Upon receiving his pilot's license, Erickson began giving flying lessons and earned the reputation of a pilot who could safely fly any airplane. In 1937, he accepted a position with American Airlines flying DC-3 airliners from Burbank, California to Dallas, Texas. In 1940, he resigned from American Airlines to fly as a test pilot for Consolidated Aircraft.
The War Years
During the war, Erickson continued his career with the wartime Air Transport Service, flying LB-30 transports (the cargo version of the B-24 Liberator) from California to the South Pacific. After World War II, he was the test pilot for the giant Convair B-36 Peacemaker, America's first intercontinental strategic bomber.

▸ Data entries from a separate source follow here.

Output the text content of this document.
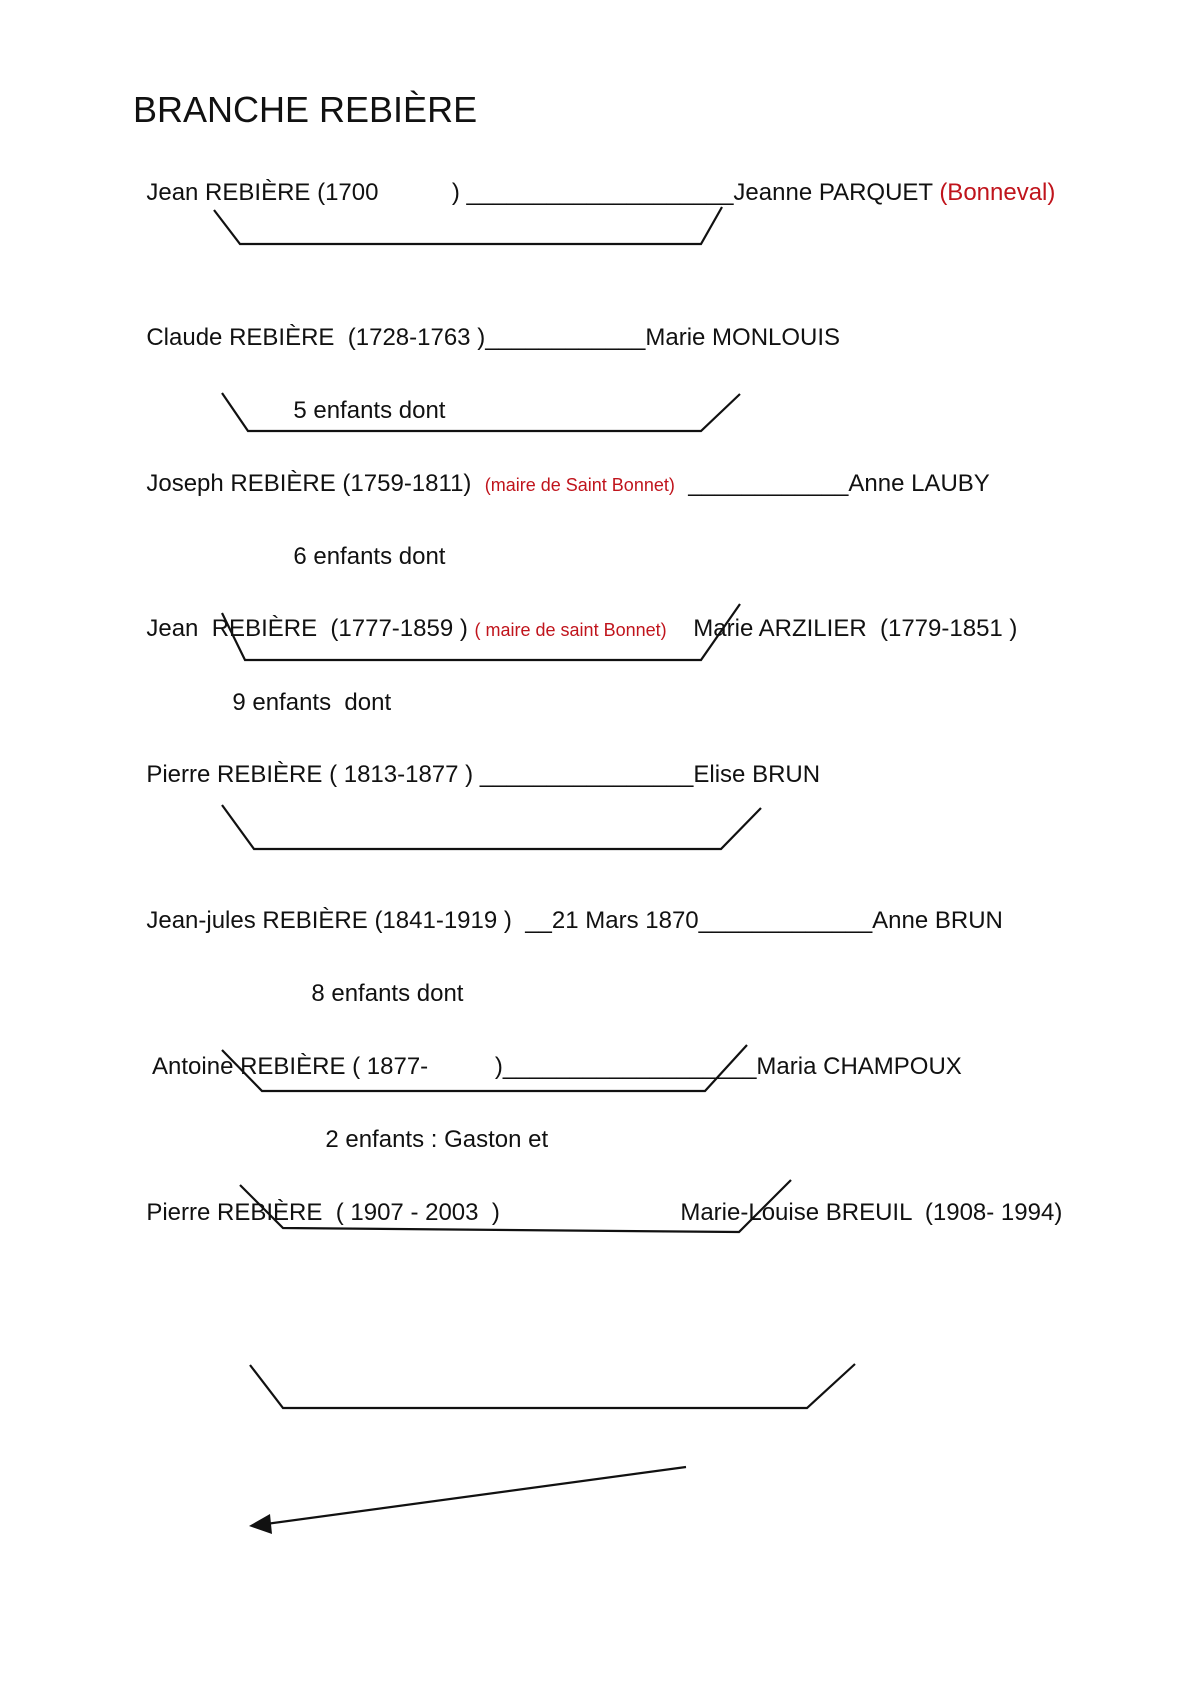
BRANCHE REBIÈRE

Jean REBIÈRE (1700           ) ____________________Jeanne PARQUET (Bonneval)

Claude REBIÈRE  (1728-1763 )____________Marie MONLOUIS

5 enfants dont

Joseph REBIÈRE (1759-1811)  (maire de Saint Bonnet)  ____________Anne LAUBY

6 enfants dont

Jean  REBIÈRE  (1777-1859 ) ( maire de saint Bonnet)    Marie ARZILIER  (1779-1851 )

9 enfants  dont

Pierre REBIÈRE ( 1813-1877 ) ________________Elise BRUN

Jean-jules REBIÈRE (1841-1919 )  __21 Mars 1870_____________Anne BRUN

8 enfants dont

Antoine REBIÈRE ( 1877-          )___________________Maria CHAMPOUX

2 enfants : Gaston et

Pierre REBIÈRE  ( 1907 - 2003  )	Marie-Louise BREUIL  (1908- 1994)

In 1942, he moved to Fort Worth to become the chief test pilot for the Consolidated XV-32 Dominator heavy bomber program.
Erickson commanded the first flight of the world's finest supersonic bomber, the Convair B-58 Hustler. The aircraft was designed for one reason - to quickly deploy a nuclear bomb to an enemy target and return safely. From its conception in the late 1940s, the B-58 took bomber performance from 400 mph to 1,400 mph in only 10 years! While testing the aircraft on June 29, 1957, Erickson became one of a small group of pilots to exceed Mach 2, twice the speed of sound. The B-58 continues to hold the distinction of being the world's only military supersonic bomber capable of speeds of Mach 2. By the time he retired in 1962, Beryl Erickson had logged over 25,000 hours testing military and civilian aircraft, many of which have provided the foundation for today's military bombers and fighters as well as commercial airlines.